Ese ser que avanzaba inexorablemente hacia ellos era la negación de
aquella plenitud sin fisuras, sin grietas que había sido la noche. Si bien se
veía que era un ser enclenque y que, debido a su ebriedad, un mero empujón
bastaba para derribarlo, el grupo fue presa del pánico. Todos se echaron hacia
atrás, hombres y mujeres. Él quedó adelante, sólo. Los pectorales se le
volvieron a tensar. Miró a los ojos a ese ser infrahumano que seguía avanzando.
Este no le devolvió la miraba, seguía con la cabeza gacha. Igualmente no
detenía su paso.
El hombre indiscernible se detuvo frente a él. Él sintió la adrenalina
atravesar salvajemente todo su cuerpo. Percibió que los músculos del pecho se
agrandaban como nunca antes lo habían hecho, como si estuvieran a punto de
estallar. El hombre levantó la mano izquierda lentamente, con la palma hacia
arriba, como pidiendo una limosna. Él le lanzó un golpe que concentraba toda la
fuerza de sus pectorales. Su puño se hundió en la cara de ese despojo andante
que inmediatamente cayó al suelo lanzando chorros de sangre por la boca y la
nariz.
Él se mantuvo en su lugar. Miró, por un segundo, a su rival, inconsciente,
tal vez muerto, en el suelo mientras la caja de vino derramaba su contenido y
se mezclaba con la sangre. Luego volvió la vista hacia sus amigos. Ya estaban
tranquilos, calmos. La serenidad y la perfección habían regresado.

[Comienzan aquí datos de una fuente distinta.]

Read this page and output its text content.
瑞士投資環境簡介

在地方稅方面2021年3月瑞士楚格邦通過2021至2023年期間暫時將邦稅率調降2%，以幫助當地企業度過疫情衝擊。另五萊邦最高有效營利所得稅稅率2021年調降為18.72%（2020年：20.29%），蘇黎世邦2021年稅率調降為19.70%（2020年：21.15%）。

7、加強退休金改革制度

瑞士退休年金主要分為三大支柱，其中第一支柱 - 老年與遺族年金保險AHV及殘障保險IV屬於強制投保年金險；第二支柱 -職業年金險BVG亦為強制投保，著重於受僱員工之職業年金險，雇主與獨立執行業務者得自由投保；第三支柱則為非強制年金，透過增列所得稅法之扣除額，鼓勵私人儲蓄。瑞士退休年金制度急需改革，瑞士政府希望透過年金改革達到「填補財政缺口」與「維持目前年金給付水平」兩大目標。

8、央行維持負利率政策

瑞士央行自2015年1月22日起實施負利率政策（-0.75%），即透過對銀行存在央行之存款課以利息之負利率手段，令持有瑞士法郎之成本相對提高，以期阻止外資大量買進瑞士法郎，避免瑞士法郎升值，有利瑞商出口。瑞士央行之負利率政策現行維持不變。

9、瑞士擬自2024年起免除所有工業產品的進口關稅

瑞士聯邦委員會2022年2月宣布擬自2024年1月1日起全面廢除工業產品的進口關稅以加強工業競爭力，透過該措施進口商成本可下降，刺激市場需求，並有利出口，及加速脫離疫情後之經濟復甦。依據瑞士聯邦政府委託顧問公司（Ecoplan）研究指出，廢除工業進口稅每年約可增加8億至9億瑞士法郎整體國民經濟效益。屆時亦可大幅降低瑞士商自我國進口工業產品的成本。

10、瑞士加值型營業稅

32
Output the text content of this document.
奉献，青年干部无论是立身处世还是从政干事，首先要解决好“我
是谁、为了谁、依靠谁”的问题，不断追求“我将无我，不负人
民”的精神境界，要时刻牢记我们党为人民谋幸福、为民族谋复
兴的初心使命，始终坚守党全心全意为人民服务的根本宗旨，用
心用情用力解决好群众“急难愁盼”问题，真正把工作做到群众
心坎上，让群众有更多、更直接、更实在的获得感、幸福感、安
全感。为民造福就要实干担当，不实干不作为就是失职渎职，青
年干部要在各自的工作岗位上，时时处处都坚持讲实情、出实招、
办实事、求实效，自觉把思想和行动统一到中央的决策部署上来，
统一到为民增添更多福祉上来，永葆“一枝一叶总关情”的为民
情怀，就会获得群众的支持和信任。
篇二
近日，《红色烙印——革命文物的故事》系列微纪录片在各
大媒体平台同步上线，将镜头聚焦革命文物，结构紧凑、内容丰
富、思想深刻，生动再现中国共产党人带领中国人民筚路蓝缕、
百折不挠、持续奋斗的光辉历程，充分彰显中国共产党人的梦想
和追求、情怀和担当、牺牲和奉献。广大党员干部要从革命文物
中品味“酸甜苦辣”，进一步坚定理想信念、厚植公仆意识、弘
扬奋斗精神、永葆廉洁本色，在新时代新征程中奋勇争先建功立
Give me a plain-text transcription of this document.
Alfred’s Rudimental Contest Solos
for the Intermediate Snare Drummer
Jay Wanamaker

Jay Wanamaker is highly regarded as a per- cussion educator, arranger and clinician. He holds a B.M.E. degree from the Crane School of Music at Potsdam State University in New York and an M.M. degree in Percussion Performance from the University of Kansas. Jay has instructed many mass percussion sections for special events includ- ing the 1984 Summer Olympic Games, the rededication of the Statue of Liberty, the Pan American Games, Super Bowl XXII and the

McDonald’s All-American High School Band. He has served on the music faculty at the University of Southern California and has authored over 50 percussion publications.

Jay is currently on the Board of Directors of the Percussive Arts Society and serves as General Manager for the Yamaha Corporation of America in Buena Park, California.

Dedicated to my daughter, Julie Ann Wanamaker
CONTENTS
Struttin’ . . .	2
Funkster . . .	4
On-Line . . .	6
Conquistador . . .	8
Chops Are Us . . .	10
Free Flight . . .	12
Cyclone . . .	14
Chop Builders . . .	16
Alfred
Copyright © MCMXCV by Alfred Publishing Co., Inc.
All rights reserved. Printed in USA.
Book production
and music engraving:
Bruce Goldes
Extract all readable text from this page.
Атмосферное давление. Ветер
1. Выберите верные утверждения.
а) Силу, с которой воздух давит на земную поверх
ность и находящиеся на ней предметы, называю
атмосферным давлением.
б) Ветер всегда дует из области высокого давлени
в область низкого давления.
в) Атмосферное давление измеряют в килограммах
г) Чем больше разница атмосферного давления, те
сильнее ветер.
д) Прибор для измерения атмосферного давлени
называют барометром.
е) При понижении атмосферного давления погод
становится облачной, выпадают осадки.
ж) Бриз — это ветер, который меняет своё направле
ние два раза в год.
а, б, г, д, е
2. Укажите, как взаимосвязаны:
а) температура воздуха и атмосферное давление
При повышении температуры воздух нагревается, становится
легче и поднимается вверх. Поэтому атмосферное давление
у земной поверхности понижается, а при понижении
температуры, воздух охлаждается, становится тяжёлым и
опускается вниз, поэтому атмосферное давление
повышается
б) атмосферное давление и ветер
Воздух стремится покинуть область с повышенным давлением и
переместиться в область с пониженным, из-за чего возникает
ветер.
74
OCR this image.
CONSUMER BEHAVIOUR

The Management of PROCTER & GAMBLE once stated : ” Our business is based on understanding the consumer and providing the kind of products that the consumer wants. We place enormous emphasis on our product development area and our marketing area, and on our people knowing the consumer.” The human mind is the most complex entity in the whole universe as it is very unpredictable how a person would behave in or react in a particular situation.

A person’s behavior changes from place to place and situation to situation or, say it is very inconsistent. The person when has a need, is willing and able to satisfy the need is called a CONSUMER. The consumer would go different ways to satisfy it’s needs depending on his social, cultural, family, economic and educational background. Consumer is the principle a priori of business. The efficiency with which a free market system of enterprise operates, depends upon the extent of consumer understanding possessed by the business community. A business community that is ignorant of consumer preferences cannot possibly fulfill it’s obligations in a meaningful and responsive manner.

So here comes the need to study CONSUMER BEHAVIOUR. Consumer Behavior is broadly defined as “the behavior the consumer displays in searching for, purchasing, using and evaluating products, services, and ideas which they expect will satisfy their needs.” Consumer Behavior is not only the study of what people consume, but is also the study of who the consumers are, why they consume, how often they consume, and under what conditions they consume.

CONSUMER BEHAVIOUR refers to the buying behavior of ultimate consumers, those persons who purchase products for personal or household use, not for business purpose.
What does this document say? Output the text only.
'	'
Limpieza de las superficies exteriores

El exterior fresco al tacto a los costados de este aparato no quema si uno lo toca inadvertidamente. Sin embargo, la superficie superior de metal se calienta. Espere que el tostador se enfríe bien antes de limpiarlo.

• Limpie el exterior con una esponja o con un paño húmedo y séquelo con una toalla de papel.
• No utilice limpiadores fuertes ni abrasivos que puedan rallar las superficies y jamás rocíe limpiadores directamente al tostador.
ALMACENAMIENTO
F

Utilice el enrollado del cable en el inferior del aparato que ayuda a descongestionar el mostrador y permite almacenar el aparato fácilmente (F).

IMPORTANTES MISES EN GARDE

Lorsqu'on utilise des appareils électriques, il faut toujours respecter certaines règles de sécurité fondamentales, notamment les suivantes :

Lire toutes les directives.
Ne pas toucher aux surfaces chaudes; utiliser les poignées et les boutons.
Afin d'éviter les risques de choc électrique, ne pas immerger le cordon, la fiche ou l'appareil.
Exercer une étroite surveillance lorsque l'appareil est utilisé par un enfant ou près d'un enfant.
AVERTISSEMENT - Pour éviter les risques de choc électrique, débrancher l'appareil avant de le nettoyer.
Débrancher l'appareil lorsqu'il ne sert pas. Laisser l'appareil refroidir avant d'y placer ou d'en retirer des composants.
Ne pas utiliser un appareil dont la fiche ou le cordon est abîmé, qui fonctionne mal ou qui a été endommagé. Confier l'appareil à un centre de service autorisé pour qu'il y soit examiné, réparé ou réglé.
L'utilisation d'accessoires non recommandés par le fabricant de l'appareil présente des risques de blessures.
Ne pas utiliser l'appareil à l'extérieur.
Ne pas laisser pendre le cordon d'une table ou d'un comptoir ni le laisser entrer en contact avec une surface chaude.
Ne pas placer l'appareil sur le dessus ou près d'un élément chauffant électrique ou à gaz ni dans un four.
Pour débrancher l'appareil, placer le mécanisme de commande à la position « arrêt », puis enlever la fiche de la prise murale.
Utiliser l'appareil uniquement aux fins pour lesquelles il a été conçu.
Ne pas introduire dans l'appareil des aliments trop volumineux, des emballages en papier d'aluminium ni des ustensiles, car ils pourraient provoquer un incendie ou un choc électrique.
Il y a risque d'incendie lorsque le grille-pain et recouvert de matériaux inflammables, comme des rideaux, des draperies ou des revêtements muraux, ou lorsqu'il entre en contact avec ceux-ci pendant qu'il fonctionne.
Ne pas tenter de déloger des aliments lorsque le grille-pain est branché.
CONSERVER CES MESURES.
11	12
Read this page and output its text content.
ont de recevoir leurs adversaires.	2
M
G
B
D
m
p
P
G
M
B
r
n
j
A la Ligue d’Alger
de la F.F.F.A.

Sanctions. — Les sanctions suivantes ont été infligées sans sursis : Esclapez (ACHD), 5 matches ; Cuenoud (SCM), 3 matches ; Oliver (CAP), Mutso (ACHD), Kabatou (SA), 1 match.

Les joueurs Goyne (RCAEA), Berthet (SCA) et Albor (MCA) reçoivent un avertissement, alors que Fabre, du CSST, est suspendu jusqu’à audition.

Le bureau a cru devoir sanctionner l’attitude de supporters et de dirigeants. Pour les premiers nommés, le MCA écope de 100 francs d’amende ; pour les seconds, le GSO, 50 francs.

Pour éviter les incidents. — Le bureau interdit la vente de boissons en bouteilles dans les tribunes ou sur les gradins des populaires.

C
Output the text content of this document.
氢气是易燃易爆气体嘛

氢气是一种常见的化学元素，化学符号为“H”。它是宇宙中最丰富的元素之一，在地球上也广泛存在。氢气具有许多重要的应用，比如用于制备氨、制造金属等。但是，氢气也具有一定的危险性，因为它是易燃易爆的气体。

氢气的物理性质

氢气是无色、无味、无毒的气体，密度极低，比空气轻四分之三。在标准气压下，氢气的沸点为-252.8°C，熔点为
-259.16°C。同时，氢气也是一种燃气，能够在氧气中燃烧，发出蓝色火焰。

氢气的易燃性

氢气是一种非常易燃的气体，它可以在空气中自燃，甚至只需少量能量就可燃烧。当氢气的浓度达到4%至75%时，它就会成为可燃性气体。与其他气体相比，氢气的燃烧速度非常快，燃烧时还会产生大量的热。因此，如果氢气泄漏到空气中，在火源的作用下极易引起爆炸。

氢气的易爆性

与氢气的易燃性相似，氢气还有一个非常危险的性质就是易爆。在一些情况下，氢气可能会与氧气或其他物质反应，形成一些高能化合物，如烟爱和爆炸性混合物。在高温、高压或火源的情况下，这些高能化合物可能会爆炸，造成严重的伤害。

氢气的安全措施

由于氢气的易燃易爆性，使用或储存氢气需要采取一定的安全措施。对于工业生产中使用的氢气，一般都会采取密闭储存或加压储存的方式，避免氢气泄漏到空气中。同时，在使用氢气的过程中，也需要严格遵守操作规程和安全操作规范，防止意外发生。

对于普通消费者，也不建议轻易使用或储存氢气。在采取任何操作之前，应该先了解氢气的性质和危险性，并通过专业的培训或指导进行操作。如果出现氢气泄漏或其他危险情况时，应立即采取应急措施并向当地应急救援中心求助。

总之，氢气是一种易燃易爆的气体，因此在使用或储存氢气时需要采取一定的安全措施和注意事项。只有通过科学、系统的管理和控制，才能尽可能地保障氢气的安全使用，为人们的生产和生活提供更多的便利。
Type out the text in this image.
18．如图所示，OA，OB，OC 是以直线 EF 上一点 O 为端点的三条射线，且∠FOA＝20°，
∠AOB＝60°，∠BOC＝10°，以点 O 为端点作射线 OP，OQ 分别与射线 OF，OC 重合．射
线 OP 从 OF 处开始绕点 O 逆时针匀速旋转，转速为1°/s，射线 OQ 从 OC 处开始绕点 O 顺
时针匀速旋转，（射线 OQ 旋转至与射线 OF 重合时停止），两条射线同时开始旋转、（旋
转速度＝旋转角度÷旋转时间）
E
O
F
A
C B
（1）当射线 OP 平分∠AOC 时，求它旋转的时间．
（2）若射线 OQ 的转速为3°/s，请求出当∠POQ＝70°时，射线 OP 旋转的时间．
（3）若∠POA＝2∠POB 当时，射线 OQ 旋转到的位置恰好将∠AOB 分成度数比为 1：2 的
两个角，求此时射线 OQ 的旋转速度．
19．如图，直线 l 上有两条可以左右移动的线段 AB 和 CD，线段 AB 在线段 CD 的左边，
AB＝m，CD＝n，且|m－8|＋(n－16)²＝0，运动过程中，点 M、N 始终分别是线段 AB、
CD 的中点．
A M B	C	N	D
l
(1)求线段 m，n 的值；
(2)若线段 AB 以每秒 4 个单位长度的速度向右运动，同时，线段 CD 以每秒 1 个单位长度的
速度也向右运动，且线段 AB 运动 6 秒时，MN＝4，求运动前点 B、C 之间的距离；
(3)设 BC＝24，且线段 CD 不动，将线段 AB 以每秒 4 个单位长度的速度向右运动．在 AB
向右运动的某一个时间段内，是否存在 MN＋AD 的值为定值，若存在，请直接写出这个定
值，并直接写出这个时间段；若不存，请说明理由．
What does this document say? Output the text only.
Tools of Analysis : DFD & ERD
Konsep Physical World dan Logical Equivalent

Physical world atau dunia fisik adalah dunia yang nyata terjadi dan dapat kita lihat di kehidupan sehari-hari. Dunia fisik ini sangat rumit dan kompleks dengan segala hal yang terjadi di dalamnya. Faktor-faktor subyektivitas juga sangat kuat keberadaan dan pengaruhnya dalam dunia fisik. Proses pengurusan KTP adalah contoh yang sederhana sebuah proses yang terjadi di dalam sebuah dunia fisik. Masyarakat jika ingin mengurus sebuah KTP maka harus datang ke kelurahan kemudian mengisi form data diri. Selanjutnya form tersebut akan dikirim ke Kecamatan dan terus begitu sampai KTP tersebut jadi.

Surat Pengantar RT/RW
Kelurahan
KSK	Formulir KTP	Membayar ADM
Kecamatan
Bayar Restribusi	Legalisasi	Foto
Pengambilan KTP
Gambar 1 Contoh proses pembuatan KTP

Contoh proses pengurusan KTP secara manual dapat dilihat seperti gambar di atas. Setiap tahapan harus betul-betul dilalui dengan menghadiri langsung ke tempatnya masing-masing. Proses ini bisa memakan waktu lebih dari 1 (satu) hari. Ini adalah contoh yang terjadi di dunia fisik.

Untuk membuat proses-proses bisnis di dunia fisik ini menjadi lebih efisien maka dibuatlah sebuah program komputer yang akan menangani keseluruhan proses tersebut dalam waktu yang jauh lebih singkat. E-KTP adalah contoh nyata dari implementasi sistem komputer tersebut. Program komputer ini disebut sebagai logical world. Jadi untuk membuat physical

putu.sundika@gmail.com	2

Se acercaron a él, despacio, con muestras de
admiración y agradecimiento en los rostros. Mariana se les adelantó, para
abrazarlo y besarlo. Al fin de cuentas, él era su novio y había sido el héroe de
la jornada. Él la tomó por la cintura, deslizo una mano sobre su nalga
izquierda y tensó nuevamente sus pectorales.